Содержание к диссертации
Введение
Раздел 1. Укрепление «диктатуры партии» и практика ограничения дискуссионной активности в РКП(б) в 1920-1923 гг 35-93
Раздел 2. Трансформация большевистской печати в инструмент фракционной борьбы (1923-1925 гг.) 94-143
Раздел 3. Отработка механизмов использования печати как орудия подавления внутрипартийного инакомыслия (1926-1928 гг.) 144-189
Заключение 190-196
Список источников и литературы 197-210
- Укрепление «диктатуры партии» и практика ограничения дискуссионной активности в РКП(б) в 1920-1923 гг
- Трансформация большевистской печати в инструмент фракционной борьбы (1923-1925 гг.)
- Отработка механизмов использования печати как орудия подавления внутрипартийного инакомыслия (1926-1928 гг.)
Укрепление «диктатуры партии» и практика ограничения дискуссионной активности в РКП(б) в 1920-1923 гг
Основным содержанием этапа, связанного с завершением широкомасштабных операций на фронтах гражданской войны, стал непростой, полный противоречий процесс перехода к более или менее организованной и планомерной строительной работе, главным стержнем которой было утверждение, оформление и закрепление своеобразной оригинальной системы политического контроля. Особенностью отмеченного процесса явилось то, что он протекал в условиях мощного противодействия со стороны значительной части населения страны, еще более актуализировавшего задачу институционального оформления новой власти, уже прочно вставшей на путь подавления не только своих открытых противников, но и всякого инакомыслия.
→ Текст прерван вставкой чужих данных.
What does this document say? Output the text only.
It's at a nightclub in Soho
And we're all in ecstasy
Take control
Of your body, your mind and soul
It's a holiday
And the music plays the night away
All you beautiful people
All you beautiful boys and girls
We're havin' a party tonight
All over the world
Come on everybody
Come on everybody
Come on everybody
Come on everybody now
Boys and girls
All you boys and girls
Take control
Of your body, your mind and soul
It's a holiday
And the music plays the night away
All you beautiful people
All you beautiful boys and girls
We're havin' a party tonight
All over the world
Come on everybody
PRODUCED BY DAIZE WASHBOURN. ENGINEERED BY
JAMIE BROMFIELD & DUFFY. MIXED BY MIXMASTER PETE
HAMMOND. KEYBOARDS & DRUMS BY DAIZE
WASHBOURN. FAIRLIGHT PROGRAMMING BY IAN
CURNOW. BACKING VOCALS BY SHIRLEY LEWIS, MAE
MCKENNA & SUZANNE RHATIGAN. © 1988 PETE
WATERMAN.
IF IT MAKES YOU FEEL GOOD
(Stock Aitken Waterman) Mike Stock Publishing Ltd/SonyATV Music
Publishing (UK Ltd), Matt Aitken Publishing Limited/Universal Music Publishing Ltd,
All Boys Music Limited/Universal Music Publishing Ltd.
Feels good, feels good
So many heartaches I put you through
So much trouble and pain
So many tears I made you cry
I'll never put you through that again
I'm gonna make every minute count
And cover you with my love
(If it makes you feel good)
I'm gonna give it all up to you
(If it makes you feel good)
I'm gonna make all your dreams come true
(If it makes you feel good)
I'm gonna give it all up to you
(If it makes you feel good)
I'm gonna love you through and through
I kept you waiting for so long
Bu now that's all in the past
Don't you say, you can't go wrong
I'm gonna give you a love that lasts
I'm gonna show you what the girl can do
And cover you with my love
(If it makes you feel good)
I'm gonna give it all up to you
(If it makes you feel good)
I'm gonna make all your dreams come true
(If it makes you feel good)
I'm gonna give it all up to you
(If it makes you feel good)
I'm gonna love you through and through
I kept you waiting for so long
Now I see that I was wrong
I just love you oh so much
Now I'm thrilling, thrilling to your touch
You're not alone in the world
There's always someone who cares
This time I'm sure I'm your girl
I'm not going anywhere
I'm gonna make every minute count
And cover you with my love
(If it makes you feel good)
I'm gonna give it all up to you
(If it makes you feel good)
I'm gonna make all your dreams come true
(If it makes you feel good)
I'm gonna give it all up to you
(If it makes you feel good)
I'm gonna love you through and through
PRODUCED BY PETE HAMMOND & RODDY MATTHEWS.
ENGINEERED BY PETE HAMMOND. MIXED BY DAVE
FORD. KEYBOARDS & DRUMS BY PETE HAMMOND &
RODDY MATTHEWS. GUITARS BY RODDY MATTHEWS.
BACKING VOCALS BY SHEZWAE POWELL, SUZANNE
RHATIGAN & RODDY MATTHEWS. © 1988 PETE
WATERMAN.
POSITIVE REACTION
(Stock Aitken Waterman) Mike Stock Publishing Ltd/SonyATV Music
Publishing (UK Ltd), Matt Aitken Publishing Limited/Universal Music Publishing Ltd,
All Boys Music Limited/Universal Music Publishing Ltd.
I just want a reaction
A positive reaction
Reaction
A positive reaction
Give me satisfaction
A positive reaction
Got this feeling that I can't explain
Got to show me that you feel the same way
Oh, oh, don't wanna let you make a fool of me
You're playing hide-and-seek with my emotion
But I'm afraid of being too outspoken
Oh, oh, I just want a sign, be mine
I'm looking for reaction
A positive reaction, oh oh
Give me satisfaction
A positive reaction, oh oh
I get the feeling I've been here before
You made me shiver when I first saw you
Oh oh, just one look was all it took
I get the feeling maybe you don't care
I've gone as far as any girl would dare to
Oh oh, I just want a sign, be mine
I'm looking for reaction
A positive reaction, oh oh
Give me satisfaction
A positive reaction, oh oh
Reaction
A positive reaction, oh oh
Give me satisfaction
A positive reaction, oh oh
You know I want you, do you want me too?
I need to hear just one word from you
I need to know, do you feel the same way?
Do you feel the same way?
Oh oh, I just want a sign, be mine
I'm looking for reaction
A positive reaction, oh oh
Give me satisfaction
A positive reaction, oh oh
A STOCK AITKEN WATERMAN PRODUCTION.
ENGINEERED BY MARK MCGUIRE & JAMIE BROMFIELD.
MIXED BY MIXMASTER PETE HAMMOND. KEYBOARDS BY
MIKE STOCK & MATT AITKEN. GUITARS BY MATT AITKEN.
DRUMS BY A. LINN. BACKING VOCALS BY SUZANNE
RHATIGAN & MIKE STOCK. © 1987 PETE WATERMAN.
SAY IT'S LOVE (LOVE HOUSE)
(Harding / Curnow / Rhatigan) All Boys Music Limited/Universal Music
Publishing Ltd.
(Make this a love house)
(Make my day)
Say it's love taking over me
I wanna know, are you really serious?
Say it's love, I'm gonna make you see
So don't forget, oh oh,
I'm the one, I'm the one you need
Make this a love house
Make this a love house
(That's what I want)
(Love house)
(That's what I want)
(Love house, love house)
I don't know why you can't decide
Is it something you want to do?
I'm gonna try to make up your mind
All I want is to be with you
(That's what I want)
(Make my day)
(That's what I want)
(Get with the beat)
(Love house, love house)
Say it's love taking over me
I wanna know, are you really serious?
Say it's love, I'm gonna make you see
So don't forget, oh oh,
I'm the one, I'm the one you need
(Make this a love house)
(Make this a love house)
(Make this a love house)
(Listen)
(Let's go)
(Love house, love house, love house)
В этой связи, в частности, по мере усиления новых государственных начал, объективно превращалась в важный элемент системы политического контроля и большевистская печать. При этом обеспеченная к этому времени практически полная идеологическая монополия большевистской печати автоматически создавала условия для ее трансформации из простого средства информации в правительственную структуру. Соответственно, наряду с собственно государственным и партийным аппаратами, пресса начинала приобретать не только важное агитационно-пропагандистское, но и непосредственно управленческое значение. Более того, последовательное осуществление избранного большевиками курса создавало условия для гипертрофированного разрастания отмеченной функции. Повсеместно выступая в качестве «органов» исполкомов, ревкомов, парт- и профкомов различного уровня, газеты и журналы превратились (особенно на местах) по сути в сборники официальных распоряжений, циркуляров, объявлений и т.п.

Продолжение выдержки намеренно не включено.